The employee was a Security Officer. It was reported to the company that the employee had abetted his brother-in-law, who is a staff of another aviation company. COW1 stated that the employee had received a white plastic bag from his brother-in-law outside the fenced area.
The COW1 then detained the employee and brought him to his superior. Upon examination of the plastic bag and its contents, it was found that it contained an Apple iPod and a Sudoku game which was wrapped in an air sickness bag.
The company issued a letter of suspension and show cause letter, which was followed with a domestic inquiry into the employee’s alleged misconduct. The panel found him guilty of the charges.
The company contended that the employee had no authority or business to be at the gate of a restricted area at the airside Post 1 where the incident occurred and that the employee knew that he should not accept any items through the gate.
The fact that he did so without questioning his brother-in-law showed the higher probability that the employee was working hand-in-hand with the latter in trying to remove the items from KLIA.

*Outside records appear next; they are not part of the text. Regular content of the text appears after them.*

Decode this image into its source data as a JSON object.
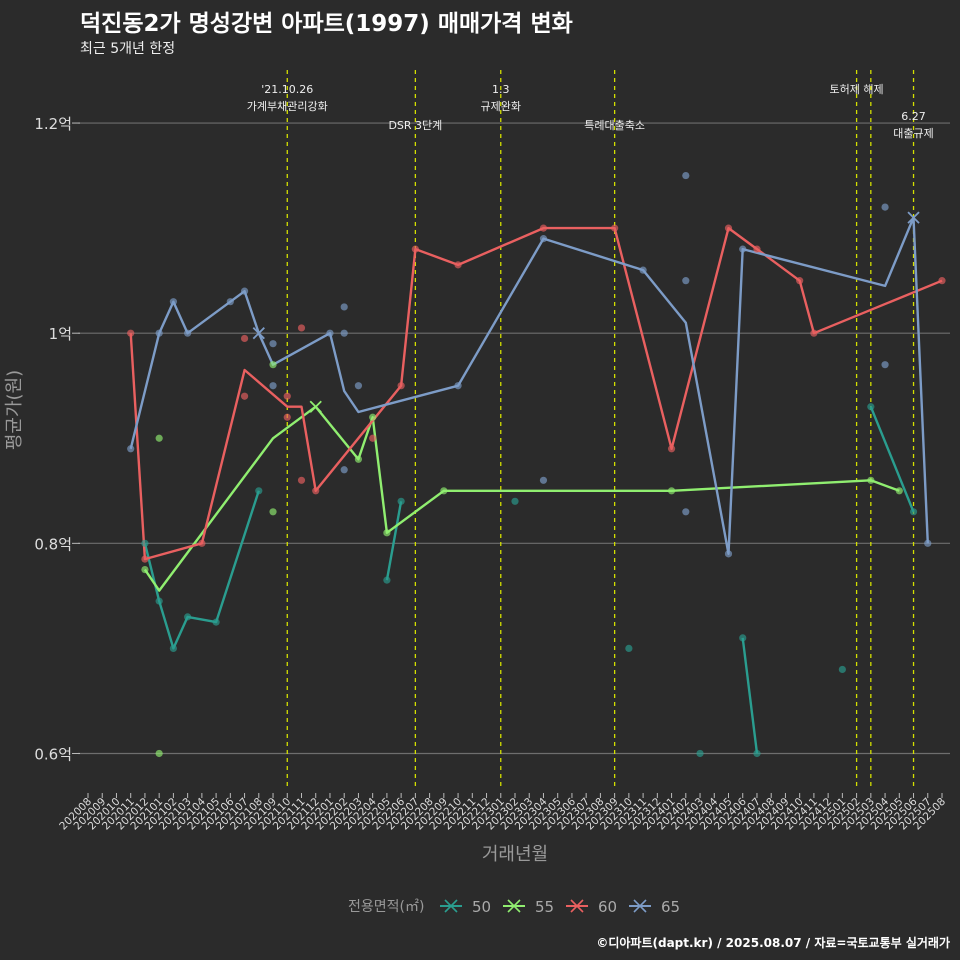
{
  "title": "덕진동2가 명성강변 아파트(1997) 매매가격 변화",
  "subtitle": "최근 5개년 한정",
  "source": "©디아파트(dapt.kr) / 2025.08.07 / 자료=국토교통부 실거래가",
  "chart_data": {
    "type": "line",
    "xlabel": "거래년월",
    "ylabel": "평균가(원)",
    "legend_title": "전용면적(㎡)",
    "legend_position": "bottom",
    "ylim": [
      0.57,
      1.26
    ],
    "y_ticks": [
      {
        "value": 0.6,
        "label": "0.6억"
      },
      {
        "value": 0.8,
        "label": "0.8억"
      },
      {
        "value": 1.0,
        "label": "1억"
      },
      {
        "value": 1.2,
        "label": "1.2억"
      }
    ],
    "x_categories": [
      "202008",
      "202009",
      "202010",
      "202011",
      "202012",
      "202101",
      "202102",
      "202103",
      "202104",
      "202105",
      "202106",
      "202107",
      "202108",
      "202109",
      "202110",
      "202111",
      "202112",
      "202201",
      "202202",
      "202203",
      "202204",
      "202205",
      "202206",
      "202207",
      "202208",
      "202209",
      "202210",
      "202211",
      "202212",
      "202301",
      "202302",
      "202303",
      "202304",
      "202305",
      "202306",
      "202307",
      "202308",
      "202309",
      "202310",
      "202311",
      "202312",
      "202401",
      "202402",
      "202403",
      "202404",
      "202405",
      "202406",
      "202407",
      "202408",
      "202409",
      "202410",
      "202411",
      "202412",
      "202501",
      "202502",
      "202503",
      "202504",
      "202505",
      "202506",
      "202507",
      "202508"
    ],
    "events": [
      {
        "x": "202110",
        "lines": [
          "'21.10.26",
          "가계부채관리강화"
        ],
        "row": 1
      },
      {
        "x": "202207",
        "lines": [
          "DSR 3단계"
        ],
        "row": 2
      },
      {
        "x": "202301",
        "lines": [
          "1.3",
          "규제완화"
        ],
        "row": 1
      },
      {
        "x": "202309",
        "lines": [
          "특례대출축소"
        ],
        "row": 2
      },
      {
        "x": "202502",
        "lines": [
          "토허제 해제"
        ],
        "row": 1
      },
      {
        "x": "202503",
        "lines": [],
        "row": 1
      },
      {
        "x": "202506",
        "lines": [
          "6.27",
          "대출규제"
        ],
        "row": 3
      }
    ],
    "series": [
      {
        "name": "50",
        "color": "#2a9d8f",
        "line": [
          [
            "202012",
            0.8
          ],
          [
            "202101",
            0.745
          ],
          [
            "202102",
            0.7
          ],
          [
            "202103",
            0.73
          ],
          [
            "202105",
            0.725
          ],
          [
            "202108",
            0.85
          ],
          null,
          [
            "202205",
            0.765
          ],
          [
            "202206",
            0.84
          ],
          null,
          [
            "202406",
            0.71
          ],
          [
            "202407",
            0.6
          ],
          null,
          [
            "202503",
            0.93
          ],
          [
            "202506",
            0.83
          ]
        ],
        "points": [
          [
            "202012",
            0.8
          ],
          [
            "202101",
            0.745
          ],
          [
            "202102",
            0.7
          ],
          [
            "202103",
            0.73
          ],
          [
            "202105",
            0.725
          ],
          [
            "202108",
            0.85
          ],
          [
            "202205",
            0.765
          ],
          [
            "202206",
            0.84
          ],
          [
            "202302",
            0.84
          ],
          [
            "202310",
            0.7
          ],
          [
            "202403",
            0.6
          ],
          [
            "202406",
            0.71
          ],
          [
            "202407",
            0.6
          ],
          [
            "202501",
            0.68
          ],
          [
            "202503",
            0.93
          ],
          [
            "202506",
            0.83
          ]
        ],
        "cross": []
      },
      {
        "name": "55",
        "color": "#90ee70",
        "line": [
          [
            "202012",
            0.775
          ],
          [
            "202101",
            0.755
          ],
          [
            "202109",
            0.9
          ],
          [
            "202112",
            0.93
          ],
          [
            "202203",
            0.88
          ],
          [
            "202204",
            0.92
          ],
          [
            "202205",
            0.81
          ],
          [
            "202209",
            0.85
          ],
          [
            "202401",
            0.85
          ],
          [
            "202503",
            0.86
          ],
          [
            "202505",
            0.85
          ]
        ],
        "points": [
          [
            "202012",
            0.775
          ],
          [
            "202101",
            0.9
          ],
          [
            "202101",
            0.6
          ],
          [
            "202109",
            0.97
          ],
          [
            "202109",
            0.83
          ],
          [
            "202203",
            0.88
          ],
          [
            "202204",
            0.92
          ],
          [
            "202205",
            0.81
          ],
          [
            "202209",
            0.85
          ],
          [
            "202401",
            0.85
          ],
          [
            "202503",
            0.86
          ],
          [
            "202505",
            0.85
          ]
        ],
        "cross": [
          [
            "202112",
            0.93
          ]
        ]
      },
      {
        "name": "60",
        "color": "#e96060",
        "line": [
          [
            "202011",
            1.0
          ],
          [
            "202012",
            0.785
          ],
          [
            "202104",
            0.8
          ],
          [
            "202107",
            0.965
          ],
          [
            "202110",
            0.93
          ],
          [
            "202111",
            0.93
          ],
          [
            "202112",
            0.85
          ],
          [
            "202206",
            0.95
          ],
          [
            "202207",
            1.08
          ],
          [
            "202210",
            1.065
          ],
          [
            "202304",
            1.1
          ],
          [
            "202309",
            1.1
          ],
          [
            "202401",
            0.89
          ],
          [
            "202405",
            1.1
          ],
          [
            "202407",
            1.08
          ],
          [
            "202410",
            1.05
          ],
          [
            "202411",
            1.0
          ],
          [
            "202508",
            1.05
          ]
        ],
        "points": [
          [
            "202011",
            1.0
          ],
          [
            "202012",
            0.785
          ],
          [
            "202104",
            0.8
          ],
          [
            "202107",
            0.995
          ],
          [
            "202107",
            0.94
          ],
          [
            "202110",
            0.94
          ],
          [
            "202110",
            0.92
          ],
          [
            "202111",
            1.005
          ],
          [
            "202111",
            0.86
          ],
          [
            "202112",
            0.85
          ],
          [
            "202204",
            0.9
          ],
          [
            "202206",
            0.95
          ],
          [
            "202207",
            1.08
          ],
          [
            "202210",
            1.065
          ],
          [
            "202304",
            1.1
          ],
          [
            "202309",
            1.1
          ],
          [
            "202401",
            0.89
          ],
          [
            "202405",
            1.1
          ],
          [
            "202407",
            1.08
          ],
          [
            "202410",
            1.05
          ],
          [
            "202411",
            1.0
          ],
          [
            "202508",
            1.05
          ]
        ],
        "cross": []
      },
      {
        "name": "65",
        "color": "#7d9cc7",
        "line": [
          [
            "202011",
            0.89
          ],
          [
            "202101",
            1.0
          ],
          [
            "202102",
            1.03
          ],
          [
            "202103",
            1.0
          ],
          [
            "202107",
            1.04
          ],
          [
            "202108",
            1.0
          ],
          [
            "202109",
            0.97
          ],
          [
            "202201",
            1.0
          ],
          [
            "202202",
            0.945
          ],
          [
            "202203",
            0.925
          ],
          [
            "202210",
            0.95
          ],
          [
            "202304",
            1.09
          ],
          [
            "202311",
            1.06
          ],
          [
            "202402",
            1.01
          ],
          [
            "202405",
            0.79
          ],
          [
            "202406",
            1.08
          ],
          [
            "202504",
            1.045
          ],
          [
            "202506",
            1.11
          ],
          [
            "202507",
            0.8
          ]
        ],
        "points": [
          [
            "202011",
            0.89
          ],
          [
            "202101",
            1.0
          ],
          [
            "202102",
            1.03
          ],
          [
            "202103",
            1.0
          ],
          [
            "202106",
            1.03
          ],
          [
            "202107",
            1.04
          ],
          [
            "202109",
            0.99
          ],
          [
            "202109",
            0.95
          ],
          [
            "202201",
            1.0
          ],
          [
            "202202",
            1.025
          ],
          [
            "202202",
            1.0
          ],
          [
            "202202",
            0.87
          ],
          [
            "202203",
            0.95
          ],
          [
            "202210",
            0.95
          ],
          [
            "202304",
            1.09
          ],
          [
            "202304",
            0.86
          ],
          [
            "202311",
            1.06
          ],
          [
            "202402",
            1.15
          ],
          [
            "202402",
            1.05
          ],
          [
            "202402",
            0.83
          ],
          [
            "202405",
            0.79
          ],
          [
            "202406",
            1.08
          ],
          [
            "202504",
            1.12
          ],
          [
            "202504",
            0.97
          ],
          [
            "202507",
            0.8
          ]
        ],
        "cross": [
          [
            "202108",
            1.0
          ],
          [
            "202506",
            1.11
          ]
        ]
      }
    ]
  }
}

The employee denied he abetted his brother-in-law in the alleged misconduct. He said he had received a call from his brother-in-law who had asked him to go to Post 1 KLIA to collect something which was not mentioned as the line was cut off.
The employee claimed he was worried that something serious had happened to his brother-in-law and when he was given the parcel, and he was not told of its contents.

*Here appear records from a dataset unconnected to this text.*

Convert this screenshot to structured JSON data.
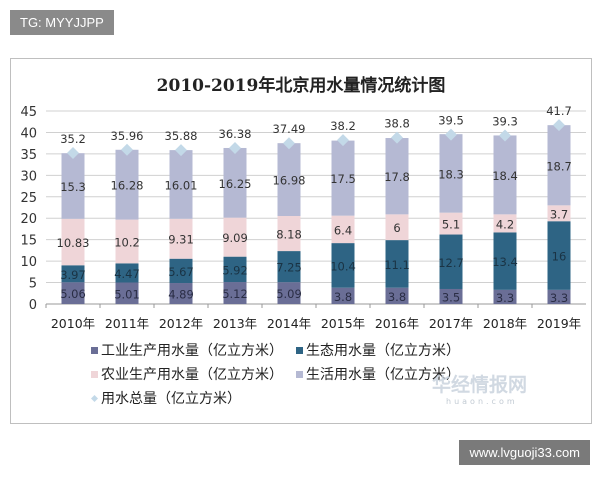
{
  "overlay": {
    "tag": "TG: MYYJJPP",
    "site": "www.lvguoji33.com",
    "watermark_cn": "华经情报网",
    "watermark_en": "huaon.com"
  },
  "chart_data": {
    "type": "bar",
    "stacked": true,
    "title": "2010-2019年北京用水量情况统计图",
    "categories": [
      "2010年",
      "2011年",
      "2012年",
      "2013年",
      "2014年",
      "2015年",
      "2016年",
      "2017年",
      "2018年",
      "2019年"
    ],
    "ylim": [
      0,
      45
    ],
    "yticks": [
      0,
      5,
      10,
      15,
      20,
      25,
      30,
      35,
      40,
      45
    ],
    "grid": true,
    "legend_position": "bottom",
    "series": [
      {
        "name": "工业生产用水量（亿立方米）",
        "color": "#6a6e96",
        "label_color": "#2a2d45",
        "values": [
          5.06,
          5.01,
          4.89,
          5.12,
          5.09,
          3.8,
          3.8,
          3.5,
          3.3,
          3.3
        ]
      },
      {
        "name": "生态用水量（亿立方米）",
        "color": "#2e6484",
        "label_color": "#1a3344",
        "values": [
          3.97,
          4.47,
          5.67,
          5.92,
          7.25,
          10.4,
          11.1,
          12.7,
          13.4,
          16
        ]
      },
      {
        "name": "农业生产用水量（亿立方米）",
        "color": "#efd5d8",
        "label_color": "#333",
        "values": [
          10.83,
          10.2,
          9.31,
          9.09,
          8.18,
          6.4,
          6,
          5.1,
          4.2,
          3.7
        ]
      },
      {
        "name": "生活用水量（亿立方米）",
        "color": "#b5b9d3",
        "label_color": "#333",
        "values": [
          15.3,
          16.28,
          16.01,
          16.25,
          16.98,
          17.5,
          17.8,
          18.3,
          18.4,
          18.7
        ]
      }
    ],
    "total": {
      "name": "用水总量（亿立方米）",
      "color": "#c3d9e8",
      "marker": "diamond",
      "values": [
        35.2,
        35.96,
        35.88,
        36.38,
        37.49,
        38.2,
        38.8,
        39.5,
        39.3,
        41.7
      ]
    }
  }
}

The Court contemplated on whether the misconduct complained of by the employer had been established, and whether the proven misconduct constituted just cause or excuse for the dismissal.
The employee was employed as a Security Officer and it was part of his duty to maintain the security of the area designated to him. The misconduct which the employee has been found guilty of is very serious as it reflected a lack of honesty and integrity in him.
The employee knew that the area was off limits and yet, during his off duty period, he rushed to meet his brother-in-law there.
It is difficult for the Court to believe that the employee would have acted in such manner if he had known why he was meeting his brother-in-law there and the contents of the parcel. Besides in his statement, the employee stated he knew things could not be passed through the gate without undergoing security checks.
Dismissal with just cause or excuse.